Trump has announced several new changes for Social Security, especially aimed at retirement benefits

It is important to note that this is still an ongoing project. To make such a significant shift, Congress will need to pass new legislation. However, Social Security has not been exempt from President Trump’s attempts to reorganize the federal government. He has so far changed six aspects of Social Security, some of which are effective now and others of which will be implemented later this year. Below you will find the main new chances coming up in the coming months:

Allowing the Social Security Fairness Act to enhance benefits for 3.2 million seniors

The Social Security Fairness Act was signed by former President Biden in his final days in office. This bill repealed two provisions: one that decreased benefits for retirees and their family members who received pensions from employers that did not collect Social Security taxes. But the statute required millions of dollars in back benefits, and the Biden administration was ill-prepared to implement the benefit hikes.  The Trump administration was responsible for that. The Social Security Administration (SSA) was able to automate a large portion of this transition, although at first it predicted it may take up to a year for the 3.2 million impacted beneficiaries to collect the additional benefits to which they are now entitled.

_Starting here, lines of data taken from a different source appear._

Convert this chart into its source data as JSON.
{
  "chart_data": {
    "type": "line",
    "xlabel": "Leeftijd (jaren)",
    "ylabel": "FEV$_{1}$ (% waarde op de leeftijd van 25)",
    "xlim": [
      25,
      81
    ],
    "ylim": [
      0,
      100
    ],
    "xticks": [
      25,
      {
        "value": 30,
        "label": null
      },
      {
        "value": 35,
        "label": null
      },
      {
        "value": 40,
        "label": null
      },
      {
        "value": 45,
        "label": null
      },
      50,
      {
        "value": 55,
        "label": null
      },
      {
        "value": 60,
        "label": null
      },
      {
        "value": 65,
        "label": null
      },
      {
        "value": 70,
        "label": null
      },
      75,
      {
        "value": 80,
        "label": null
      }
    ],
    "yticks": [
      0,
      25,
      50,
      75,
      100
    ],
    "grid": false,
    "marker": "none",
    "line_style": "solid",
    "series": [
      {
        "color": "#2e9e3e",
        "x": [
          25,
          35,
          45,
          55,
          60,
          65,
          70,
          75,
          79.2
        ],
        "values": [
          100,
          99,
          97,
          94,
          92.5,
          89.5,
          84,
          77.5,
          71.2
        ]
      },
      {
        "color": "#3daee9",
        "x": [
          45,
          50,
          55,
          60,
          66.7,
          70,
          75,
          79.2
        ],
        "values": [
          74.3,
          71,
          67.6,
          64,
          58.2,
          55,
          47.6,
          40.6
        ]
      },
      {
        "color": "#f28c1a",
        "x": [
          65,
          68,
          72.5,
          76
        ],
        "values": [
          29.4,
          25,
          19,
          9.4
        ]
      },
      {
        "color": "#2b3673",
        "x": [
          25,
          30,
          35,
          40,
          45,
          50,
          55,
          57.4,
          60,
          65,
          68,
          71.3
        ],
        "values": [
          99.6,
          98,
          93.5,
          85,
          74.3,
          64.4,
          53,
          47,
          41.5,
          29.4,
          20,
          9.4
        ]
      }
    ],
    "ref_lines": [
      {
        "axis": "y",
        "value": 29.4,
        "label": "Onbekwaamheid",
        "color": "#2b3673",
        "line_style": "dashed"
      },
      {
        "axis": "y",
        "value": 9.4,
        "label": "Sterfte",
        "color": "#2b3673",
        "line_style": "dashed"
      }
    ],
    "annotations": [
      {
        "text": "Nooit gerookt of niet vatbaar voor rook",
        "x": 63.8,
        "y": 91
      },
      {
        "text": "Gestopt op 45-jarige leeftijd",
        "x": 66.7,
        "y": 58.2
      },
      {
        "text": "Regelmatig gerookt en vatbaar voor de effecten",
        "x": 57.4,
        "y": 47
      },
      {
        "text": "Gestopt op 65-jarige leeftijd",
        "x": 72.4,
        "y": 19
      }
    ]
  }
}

The majority of impacted seniors got a one-time payment in March 2025 for whatever back benefits they were entitled to; their payment in April 2025 will result in a permanent benefit boost. There are several complicated situations that the SSA was unable to automate. You might not receive the additional funds you are due for up to a year if yours is one of them. If you believe you should be eligible for more under the Social Security Fairness Act and your April payment is equal to your March payment, get in touch with the SSA.

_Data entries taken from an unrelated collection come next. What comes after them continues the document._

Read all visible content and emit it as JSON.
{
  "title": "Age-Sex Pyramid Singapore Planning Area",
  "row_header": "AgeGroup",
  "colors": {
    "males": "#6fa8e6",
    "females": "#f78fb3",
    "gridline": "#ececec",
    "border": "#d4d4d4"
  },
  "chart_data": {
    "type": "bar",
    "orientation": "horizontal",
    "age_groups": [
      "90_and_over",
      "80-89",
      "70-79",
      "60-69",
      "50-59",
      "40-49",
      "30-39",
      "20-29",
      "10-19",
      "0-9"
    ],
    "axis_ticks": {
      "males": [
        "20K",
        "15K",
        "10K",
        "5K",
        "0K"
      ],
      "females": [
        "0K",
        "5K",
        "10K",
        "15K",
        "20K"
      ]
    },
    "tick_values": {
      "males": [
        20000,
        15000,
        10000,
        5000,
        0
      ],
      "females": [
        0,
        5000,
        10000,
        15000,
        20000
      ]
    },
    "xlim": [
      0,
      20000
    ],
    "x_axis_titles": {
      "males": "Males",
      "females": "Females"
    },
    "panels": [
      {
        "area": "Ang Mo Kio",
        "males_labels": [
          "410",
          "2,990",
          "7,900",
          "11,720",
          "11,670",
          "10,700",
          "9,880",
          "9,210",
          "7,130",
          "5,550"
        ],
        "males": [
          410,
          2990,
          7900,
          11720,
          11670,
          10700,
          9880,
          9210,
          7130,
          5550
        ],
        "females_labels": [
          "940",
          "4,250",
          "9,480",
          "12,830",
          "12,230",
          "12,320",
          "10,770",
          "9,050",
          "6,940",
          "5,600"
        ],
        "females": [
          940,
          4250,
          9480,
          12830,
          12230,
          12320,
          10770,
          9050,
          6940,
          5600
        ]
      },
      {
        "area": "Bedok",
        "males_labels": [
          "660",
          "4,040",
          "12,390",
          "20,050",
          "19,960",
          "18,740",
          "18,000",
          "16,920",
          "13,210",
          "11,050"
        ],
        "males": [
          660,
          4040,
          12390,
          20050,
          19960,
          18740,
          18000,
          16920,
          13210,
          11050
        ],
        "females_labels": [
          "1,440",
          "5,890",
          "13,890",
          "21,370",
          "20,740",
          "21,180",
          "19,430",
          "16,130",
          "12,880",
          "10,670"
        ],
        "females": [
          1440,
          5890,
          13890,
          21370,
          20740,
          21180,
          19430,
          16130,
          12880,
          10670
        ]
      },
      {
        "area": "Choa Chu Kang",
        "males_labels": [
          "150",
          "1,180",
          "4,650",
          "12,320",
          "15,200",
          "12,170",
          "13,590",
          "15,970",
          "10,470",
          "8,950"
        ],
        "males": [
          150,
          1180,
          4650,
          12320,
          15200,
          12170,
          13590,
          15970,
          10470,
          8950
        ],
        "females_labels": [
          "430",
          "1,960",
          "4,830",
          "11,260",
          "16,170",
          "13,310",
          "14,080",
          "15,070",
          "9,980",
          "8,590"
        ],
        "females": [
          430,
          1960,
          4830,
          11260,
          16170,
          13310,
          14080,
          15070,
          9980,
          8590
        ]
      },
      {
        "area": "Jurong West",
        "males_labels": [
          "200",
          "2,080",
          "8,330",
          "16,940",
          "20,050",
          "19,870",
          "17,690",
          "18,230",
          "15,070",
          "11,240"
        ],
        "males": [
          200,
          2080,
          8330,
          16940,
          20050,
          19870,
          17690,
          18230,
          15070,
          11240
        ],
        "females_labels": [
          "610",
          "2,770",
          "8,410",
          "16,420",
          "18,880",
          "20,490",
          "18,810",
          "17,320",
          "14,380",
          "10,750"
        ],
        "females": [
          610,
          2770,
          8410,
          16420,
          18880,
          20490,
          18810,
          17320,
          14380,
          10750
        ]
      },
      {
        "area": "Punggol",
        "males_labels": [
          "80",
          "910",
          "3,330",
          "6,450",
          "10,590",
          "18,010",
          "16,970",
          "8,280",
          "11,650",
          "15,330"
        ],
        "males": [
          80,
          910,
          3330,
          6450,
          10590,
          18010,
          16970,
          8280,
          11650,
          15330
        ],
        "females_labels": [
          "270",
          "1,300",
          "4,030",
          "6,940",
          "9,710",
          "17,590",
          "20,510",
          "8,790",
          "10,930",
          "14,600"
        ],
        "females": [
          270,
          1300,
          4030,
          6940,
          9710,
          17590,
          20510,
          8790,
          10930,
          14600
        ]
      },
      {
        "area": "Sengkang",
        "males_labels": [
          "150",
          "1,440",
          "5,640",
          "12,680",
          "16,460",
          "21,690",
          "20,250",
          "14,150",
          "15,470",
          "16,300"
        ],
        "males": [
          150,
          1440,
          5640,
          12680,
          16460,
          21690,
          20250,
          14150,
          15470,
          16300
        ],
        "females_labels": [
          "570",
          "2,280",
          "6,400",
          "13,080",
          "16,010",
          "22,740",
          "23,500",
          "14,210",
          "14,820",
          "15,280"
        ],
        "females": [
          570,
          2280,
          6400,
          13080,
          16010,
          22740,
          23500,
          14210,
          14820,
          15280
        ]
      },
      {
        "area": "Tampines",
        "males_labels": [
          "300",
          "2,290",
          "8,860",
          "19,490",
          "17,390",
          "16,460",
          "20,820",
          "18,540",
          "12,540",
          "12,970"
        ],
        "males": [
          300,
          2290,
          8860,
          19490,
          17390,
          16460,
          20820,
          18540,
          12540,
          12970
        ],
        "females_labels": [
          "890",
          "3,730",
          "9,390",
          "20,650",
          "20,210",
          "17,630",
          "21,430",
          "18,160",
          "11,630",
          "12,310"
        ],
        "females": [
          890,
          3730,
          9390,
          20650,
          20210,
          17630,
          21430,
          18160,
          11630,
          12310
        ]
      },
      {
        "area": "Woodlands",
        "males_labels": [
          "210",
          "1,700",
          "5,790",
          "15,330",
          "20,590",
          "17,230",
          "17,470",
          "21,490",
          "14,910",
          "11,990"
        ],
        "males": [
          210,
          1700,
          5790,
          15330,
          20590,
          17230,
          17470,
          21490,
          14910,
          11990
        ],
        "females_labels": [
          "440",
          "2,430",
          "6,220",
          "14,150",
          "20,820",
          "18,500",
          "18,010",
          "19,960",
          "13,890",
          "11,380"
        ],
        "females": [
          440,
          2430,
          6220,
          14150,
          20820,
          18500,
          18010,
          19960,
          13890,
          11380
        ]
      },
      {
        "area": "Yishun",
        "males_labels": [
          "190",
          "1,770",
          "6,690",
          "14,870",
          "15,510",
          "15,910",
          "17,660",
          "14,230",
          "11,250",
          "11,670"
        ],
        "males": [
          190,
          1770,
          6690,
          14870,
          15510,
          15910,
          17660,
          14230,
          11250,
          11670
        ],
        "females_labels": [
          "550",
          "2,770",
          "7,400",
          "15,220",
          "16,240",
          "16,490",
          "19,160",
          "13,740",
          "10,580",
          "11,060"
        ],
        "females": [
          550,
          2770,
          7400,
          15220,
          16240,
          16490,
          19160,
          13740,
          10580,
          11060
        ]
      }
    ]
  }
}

Closing several leases for Social Security offices

Several Social Security office leases are included in the list of savings made so far by the Department of Government Efficiency (DOGE), a Trump administration project led by billionaire Elon Musk. But the government hasn’t shut down any local field offices permanently, according to a recent SSA blog post. For instance, one hearing office in White Plains, New York, was closed, and field offices might be temporarily closed because of inclement weather or a facility problem. The SSA’s Field Office Locator tool can be used to determine whether any field offices in your area are closed.

Restoring the overpayment recovery rate to 100%

The Biden Administration has reduced the rate at which Social Security will recover overpayments to 10 percent of your benefits, or $10 in 2024. For instance, the Social Security Administration may withhold $10 or 10% of your checks, whichever is higher, each month until it recovers the additional $1,000 in benefits if you got $1,000 in excess owing to a clerical error and were unable to repay it immediately. Following the rule change in 2024, the Trump administration has restored the recovery rate for overpayments to 100 percent. Any overpayments made on or after March 27, 2025, will be subject to this obligation.  The 10% cap will still apply to overpayments made before this date, including overpayments for Supplemental Security Income (SSI).